The “beautiful plastic bag” scene from American Beauty has become one of those cultural moments with which we post-millennial cynics bludgeon the bloated corpse of our (former) zest for life. I suspect we mock it not because it has some essentially childlike earnestness in it, but because we sense in it the same kind of calculated self-mockery we all so love to wallow in. It’s an infinitely recursive, intentionally unfunny in-joke. It’s the cultural equivalent of a self-loathing fat kid puking upon his own myriad reflections in a funhouse full of shattered mirrors.
You might consider this to be my “Director’s statement.” Let me start with the simple hope that you might consider it.
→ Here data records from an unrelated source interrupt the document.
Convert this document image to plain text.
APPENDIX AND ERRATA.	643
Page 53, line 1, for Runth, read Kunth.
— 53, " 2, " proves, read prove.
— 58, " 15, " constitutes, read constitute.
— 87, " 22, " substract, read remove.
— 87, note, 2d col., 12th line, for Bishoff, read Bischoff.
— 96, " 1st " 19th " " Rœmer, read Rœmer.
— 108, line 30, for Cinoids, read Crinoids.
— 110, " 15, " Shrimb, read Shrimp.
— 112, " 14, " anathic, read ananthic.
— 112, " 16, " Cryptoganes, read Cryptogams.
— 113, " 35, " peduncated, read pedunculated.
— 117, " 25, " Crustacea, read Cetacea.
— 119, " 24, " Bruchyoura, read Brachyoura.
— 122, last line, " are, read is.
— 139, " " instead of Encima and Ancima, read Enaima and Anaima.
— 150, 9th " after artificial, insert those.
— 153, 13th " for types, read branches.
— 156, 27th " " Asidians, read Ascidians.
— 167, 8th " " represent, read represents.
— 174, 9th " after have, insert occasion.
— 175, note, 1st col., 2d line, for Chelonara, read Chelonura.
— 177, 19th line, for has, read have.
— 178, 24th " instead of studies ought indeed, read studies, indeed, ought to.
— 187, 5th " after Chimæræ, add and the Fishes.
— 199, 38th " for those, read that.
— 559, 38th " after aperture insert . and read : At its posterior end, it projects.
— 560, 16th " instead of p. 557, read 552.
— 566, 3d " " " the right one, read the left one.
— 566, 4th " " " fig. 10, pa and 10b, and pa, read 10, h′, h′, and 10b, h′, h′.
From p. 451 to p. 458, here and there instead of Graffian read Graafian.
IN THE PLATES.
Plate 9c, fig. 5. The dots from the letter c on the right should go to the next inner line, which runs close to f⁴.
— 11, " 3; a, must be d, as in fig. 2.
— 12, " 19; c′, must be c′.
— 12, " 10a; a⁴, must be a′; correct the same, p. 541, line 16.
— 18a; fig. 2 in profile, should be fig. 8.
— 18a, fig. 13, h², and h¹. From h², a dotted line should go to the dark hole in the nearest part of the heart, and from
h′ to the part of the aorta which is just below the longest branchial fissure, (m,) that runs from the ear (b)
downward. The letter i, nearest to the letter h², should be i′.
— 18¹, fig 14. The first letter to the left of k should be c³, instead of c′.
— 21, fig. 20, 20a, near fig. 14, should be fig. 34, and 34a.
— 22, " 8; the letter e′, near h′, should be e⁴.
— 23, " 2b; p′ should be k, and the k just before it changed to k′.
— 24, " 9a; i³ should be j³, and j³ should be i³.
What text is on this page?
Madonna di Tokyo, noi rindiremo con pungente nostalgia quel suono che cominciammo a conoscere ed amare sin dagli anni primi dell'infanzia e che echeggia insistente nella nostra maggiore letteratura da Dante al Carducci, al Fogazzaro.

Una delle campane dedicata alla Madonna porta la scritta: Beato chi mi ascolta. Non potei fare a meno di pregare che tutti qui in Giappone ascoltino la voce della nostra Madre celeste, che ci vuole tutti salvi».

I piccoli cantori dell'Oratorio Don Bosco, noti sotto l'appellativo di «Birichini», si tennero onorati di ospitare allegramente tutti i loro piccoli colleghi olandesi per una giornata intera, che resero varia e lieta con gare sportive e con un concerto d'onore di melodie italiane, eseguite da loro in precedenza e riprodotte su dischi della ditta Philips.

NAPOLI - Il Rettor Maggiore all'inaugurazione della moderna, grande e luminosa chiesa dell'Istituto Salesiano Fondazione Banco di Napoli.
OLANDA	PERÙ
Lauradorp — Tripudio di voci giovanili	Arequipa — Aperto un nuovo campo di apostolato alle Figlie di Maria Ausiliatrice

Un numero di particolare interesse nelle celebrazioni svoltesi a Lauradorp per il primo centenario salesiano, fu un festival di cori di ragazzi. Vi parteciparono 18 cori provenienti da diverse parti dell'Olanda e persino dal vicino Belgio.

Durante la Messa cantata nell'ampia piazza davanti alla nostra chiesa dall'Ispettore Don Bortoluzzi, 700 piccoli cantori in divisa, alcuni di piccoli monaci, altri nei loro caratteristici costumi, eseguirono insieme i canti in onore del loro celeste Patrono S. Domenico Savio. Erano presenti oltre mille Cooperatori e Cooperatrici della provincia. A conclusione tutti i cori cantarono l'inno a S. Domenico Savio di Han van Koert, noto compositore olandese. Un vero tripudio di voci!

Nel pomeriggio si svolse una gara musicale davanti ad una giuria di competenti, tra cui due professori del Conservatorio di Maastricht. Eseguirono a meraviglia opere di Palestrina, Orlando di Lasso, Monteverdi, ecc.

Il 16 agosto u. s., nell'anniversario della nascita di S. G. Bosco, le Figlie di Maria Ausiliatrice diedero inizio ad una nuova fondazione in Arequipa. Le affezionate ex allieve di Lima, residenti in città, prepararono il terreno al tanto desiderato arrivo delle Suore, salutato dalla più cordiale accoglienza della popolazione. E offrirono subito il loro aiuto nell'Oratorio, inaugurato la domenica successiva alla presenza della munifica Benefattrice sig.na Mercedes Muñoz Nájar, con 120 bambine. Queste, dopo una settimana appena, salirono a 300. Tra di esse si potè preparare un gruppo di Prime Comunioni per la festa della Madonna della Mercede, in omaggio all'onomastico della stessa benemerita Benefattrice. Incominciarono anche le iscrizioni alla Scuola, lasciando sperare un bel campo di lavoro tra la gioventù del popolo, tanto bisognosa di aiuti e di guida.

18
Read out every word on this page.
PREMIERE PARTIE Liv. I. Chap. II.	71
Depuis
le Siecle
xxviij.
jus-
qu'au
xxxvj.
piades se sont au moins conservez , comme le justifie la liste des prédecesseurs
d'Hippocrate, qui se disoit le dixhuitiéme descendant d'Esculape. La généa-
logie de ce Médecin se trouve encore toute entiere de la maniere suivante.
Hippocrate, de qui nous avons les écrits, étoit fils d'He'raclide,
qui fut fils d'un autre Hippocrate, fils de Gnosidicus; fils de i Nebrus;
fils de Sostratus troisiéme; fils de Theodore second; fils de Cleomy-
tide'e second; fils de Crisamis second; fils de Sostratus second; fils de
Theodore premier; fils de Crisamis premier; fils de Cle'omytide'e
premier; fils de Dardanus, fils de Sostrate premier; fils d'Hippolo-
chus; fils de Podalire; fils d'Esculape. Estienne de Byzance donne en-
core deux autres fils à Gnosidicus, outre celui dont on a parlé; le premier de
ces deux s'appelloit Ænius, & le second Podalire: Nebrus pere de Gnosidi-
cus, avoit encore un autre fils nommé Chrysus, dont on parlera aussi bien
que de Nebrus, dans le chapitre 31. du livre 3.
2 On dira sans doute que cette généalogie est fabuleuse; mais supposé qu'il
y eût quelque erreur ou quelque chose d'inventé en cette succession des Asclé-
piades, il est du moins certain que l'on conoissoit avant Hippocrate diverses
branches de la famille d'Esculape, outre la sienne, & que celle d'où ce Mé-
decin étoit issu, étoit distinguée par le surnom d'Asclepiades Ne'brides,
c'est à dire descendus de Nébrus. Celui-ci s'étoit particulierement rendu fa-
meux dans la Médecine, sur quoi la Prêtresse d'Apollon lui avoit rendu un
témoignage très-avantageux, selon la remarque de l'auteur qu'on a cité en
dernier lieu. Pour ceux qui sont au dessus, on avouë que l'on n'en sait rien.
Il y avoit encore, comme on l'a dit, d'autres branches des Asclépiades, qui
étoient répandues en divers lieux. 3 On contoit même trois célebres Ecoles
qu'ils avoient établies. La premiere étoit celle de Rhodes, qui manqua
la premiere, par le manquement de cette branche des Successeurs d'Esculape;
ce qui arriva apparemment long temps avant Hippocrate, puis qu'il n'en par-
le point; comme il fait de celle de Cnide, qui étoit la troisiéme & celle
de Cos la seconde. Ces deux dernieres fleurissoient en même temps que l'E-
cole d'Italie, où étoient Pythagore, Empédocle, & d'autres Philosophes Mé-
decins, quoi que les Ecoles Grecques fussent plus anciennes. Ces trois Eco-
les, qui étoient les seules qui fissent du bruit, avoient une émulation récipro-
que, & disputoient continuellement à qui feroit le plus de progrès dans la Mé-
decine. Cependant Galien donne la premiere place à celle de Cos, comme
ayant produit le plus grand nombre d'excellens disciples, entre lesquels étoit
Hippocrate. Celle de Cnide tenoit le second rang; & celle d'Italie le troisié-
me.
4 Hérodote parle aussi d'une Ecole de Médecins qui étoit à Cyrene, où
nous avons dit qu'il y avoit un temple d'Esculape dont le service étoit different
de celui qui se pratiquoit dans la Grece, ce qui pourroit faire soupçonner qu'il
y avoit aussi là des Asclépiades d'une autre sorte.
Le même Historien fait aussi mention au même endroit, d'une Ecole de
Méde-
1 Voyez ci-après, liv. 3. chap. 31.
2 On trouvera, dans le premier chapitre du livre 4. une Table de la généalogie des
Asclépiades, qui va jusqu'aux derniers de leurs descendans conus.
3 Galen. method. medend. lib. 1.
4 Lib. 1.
The Glass Slipper will not titillate you. I showed Hell Is Other People to a festival programmer whose tastes, judgments, and feedback I respect, despite how what follows might sound. He felt disappointed not to have seen crusty cocks, because crusty cocks were mentioned in the dialogue. I refrained from showing you crusty cocks because the dialogue and situations were smarter than an image of a crusty cock. Picture your own crusty cock. If I picture the crusty cock for you, I’m making porn. And then what are you doing? There was no more need to see a crusty cock in that film than there was need to see a Jew’s guts in Shoah.
I tell stories. Stories without cynical hooks. If I needed to “buy” your viewership, these days, I admit, it would take more than titties or crusty cocks. I’d need Paris Hilton boinking Kim Kardashian with a metal dildo while dancing the tango with Gary Coleman’s corpse atop a masturbating Kanye. And that might, if anything, get me on ABC at 10:30.
I’m going to be a grown-up, no matter how unfashionable that might be. And I expect you to be a grown-up, no matter how unfashionable a respect for your intelligence might be.
You see, people go through things. Hard things. Nuanced things. We are idiots, but we’re also savants.
I like you, and that’s why there are no crusty cocks in my films.